Deux ans après l'accident qui a coûté la vie à trois triathlètes sur la route 132 à Rougemont, le coroner vient de lever le voile sur la cause de l'accident: l'état de somnolence du conducteur. Dans son rapport, publié hier, il recommande d'ailleurs que Transports Canada oblige les automobilistes à équiper leurs véhicules de systèmes de détection de la perte de vigilance.

Sandra de la Garza Aguila, 36 ans, Christine Deschamps, 44 ans, et Lyn Duhamel, 39 ans, ont subi une «mort violente par polytraumatisme» le 14 mai 2010 lorsqu'une camionnette les a heurtées pendant qu'elles s'entraînaient dans le but de participer à une course Ironman. Trois autres cyclistes, également membres du club de triathlon de Saint-Lambert, ont survécu à l'accident.

Les causes de l'accident, survenu en plein jour sur une route relativement droite et dans des conditions météo avantageuses, ont toujours été nébuleuses.

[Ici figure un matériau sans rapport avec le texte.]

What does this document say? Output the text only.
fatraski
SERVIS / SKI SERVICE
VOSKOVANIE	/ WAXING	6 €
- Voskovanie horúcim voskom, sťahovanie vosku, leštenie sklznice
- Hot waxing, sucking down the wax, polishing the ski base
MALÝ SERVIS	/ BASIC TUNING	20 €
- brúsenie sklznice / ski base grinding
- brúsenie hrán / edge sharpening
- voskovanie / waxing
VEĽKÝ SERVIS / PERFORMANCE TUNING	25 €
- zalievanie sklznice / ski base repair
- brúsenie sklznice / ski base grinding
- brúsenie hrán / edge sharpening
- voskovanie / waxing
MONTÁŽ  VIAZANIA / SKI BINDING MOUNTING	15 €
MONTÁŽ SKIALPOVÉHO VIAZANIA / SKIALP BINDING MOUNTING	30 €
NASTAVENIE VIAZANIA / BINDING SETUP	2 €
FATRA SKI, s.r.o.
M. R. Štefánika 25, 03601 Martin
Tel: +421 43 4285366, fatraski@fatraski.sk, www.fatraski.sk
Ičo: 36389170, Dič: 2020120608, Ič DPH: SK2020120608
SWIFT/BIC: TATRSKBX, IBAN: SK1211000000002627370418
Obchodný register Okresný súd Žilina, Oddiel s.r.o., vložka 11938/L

La Sûreté du Québec a toujours été avare de détails sur l'affaire et n'a jamais déposé d'accusations contre l'automobiliste de 29 ans.

Dans son rapport, le coroner André Dandavino explique que les victimes ont été projetées au moins 30 mètres dans les airs avant de glisser au sol sur une distance de 22 mètres. Avant l'impact, le conducteur roulait à 105 km/h et le régulateur de vitesse était enclenché.

«Un bruit qui était un premier impact avec un cycliste à 9h55 a éveillé son attention et il a alors dirigé son véhicule vers la voie de gauche, heurtant dans sa trajectoire deux autres cyclistes, puis s'est dirigé vers l'accotement pour immobiliser son véhicule. Le camion n'a jamais freiné», écrit le coroner.

Le coroner explique que le conducteur travaillait exceptionnellement de nuit depuis deux semaines dans une entreprise d'installation de systèmes de sécurité. Il aurait par ailleurs eu du mal à dormir parce que son enfant avait été malade la nuit précédente.

À la suite d'une «autorisation de recherche et de saisie du coroner, on peut confirmer que le conducteur n'était pas au téléphone cellulaire lors de l'accident. Aucun élément ne permet de croire que l'alcool, la drogue ou un problème de santé soient des facteurs à considérer».

Dans son rapport, le coroner indique que les cyclistes roulaient à la file en groupe de deux, ce qui contrevient au Code de la sécurité routière. Il recommande donc au ministère des Transports de mener des campagnes de sensibilisation à cet effet. Il recommande aussi à Québec d'asphalter l'accotement des routes à haute densité de circulation pour permettre une circulation sécuritaire des cyclistes.

Encore la fatigue

Deux survivantes de l'accident et le conjoint de l'une des victimes ne sont pas surpris des conclusions du rapport. «La fatigue est la troisième cause d'accident sur nos routes. Notre société doit avancer et prévoir des sanctions pour la fatigue au volant. Pour moi, ce n'est pas un bête accident. La fatigue peut vouloir dire que l'on n'a pas toutes ses facultés», a expliqué France Carignan, la conjointe de Christine Deschamps, elle aussi blessée dans l'accident.

Marc Flageole, conjoint de Lyn Duhamel, abonde dans son sens. «On peut tous faire des petits gestes pour conscientiser les gens à la fatigue au volant», a-t-il ajouté.

Ironie du sort, c'est aujourd'hui que les cyclistes du Québec participent au Tour du silence, un événement qui sert à commémorer les cyclistes morts dans des accidents de la route. La promenade de vélo, qui se déroule dans le silence, est parrainée cette année par Pierre Lavoie. Le point de départ est le Centre multiculturel de Boucherville.